Différents grands noms dans le domaine de l’obésité ont des conclusions totalement différentes sur certains points. Est-ce surprenant ? Déroutant ?
Dans d’autres domaines, qu’ils soient médicaux, philosophiques ou économiques, on aboutit à de pareilles situations. Pourquoi ?
L’interprétation des données ne dépend pas que de celles-ci. Comme en musique, l’interprète a son importance. Ainsi avec les mêmes données, différentes corrélations, toutes justes, peuvent être posées.
On voit que les éléments choisis pour être mis en corrélation orientent les conclusions.
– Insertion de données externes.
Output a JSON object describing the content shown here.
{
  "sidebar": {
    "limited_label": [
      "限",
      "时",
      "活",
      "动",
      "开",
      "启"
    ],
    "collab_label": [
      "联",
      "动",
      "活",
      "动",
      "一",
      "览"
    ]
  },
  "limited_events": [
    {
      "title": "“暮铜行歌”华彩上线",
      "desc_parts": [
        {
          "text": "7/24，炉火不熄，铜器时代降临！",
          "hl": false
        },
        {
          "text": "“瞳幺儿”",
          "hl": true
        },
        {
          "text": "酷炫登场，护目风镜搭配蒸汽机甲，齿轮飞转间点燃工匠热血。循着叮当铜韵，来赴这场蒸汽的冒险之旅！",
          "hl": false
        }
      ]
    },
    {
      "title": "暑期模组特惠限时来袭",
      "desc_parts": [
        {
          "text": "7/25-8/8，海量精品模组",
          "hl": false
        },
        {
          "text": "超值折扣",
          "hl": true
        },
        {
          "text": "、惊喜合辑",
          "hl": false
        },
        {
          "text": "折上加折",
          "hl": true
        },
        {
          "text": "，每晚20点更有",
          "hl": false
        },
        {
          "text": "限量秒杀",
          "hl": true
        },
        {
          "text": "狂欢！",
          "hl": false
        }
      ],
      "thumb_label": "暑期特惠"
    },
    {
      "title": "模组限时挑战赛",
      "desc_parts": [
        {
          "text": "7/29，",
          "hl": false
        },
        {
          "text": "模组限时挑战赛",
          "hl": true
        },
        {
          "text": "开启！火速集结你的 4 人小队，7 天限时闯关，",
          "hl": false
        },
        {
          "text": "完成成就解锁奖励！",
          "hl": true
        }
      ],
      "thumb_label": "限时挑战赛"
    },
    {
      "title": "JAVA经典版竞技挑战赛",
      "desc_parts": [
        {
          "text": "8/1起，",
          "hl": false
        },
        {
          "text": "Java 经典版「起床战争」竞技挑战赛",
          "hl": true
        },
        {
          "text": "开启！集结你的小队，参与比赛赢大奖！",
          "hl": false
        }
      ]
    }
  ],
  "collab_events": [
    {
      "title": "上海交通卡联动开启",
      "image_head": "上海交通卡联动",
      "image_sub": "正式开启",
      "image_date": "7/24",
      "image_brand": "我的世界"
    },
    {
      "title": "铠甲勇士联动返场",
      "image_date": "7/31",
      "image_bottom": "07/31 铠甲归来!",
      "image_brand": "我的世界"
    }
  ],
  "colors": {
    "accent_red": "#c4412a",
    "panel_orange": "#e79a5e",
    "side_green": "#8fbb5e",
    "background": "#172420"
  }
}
Tout le monde est sincère et convaincu. Il n’y a pas la moindre volonté de biaiser les résultats. Ce sont les convictions des uns et des autres qui interviennent. Elles appartiennent à chacun en dehors même de l’objet de l’étude. Elles lui préexistent. Le côté rassurant, c’est la relativité de toute chose soulignée. Ce qui invite ainsi à une certaine distance.
Vérité en deçà des Pyrénées, erreur au-delà… Se mettre autour d’une table, exposer les raisons de ses convictions : discuter est une voie qui, à défaut de mettre tout le monde d’accord, permet d’avancer vers plus de clarté et enrichit la pensée. Last but not least… Les guerres sont ainsi évitées.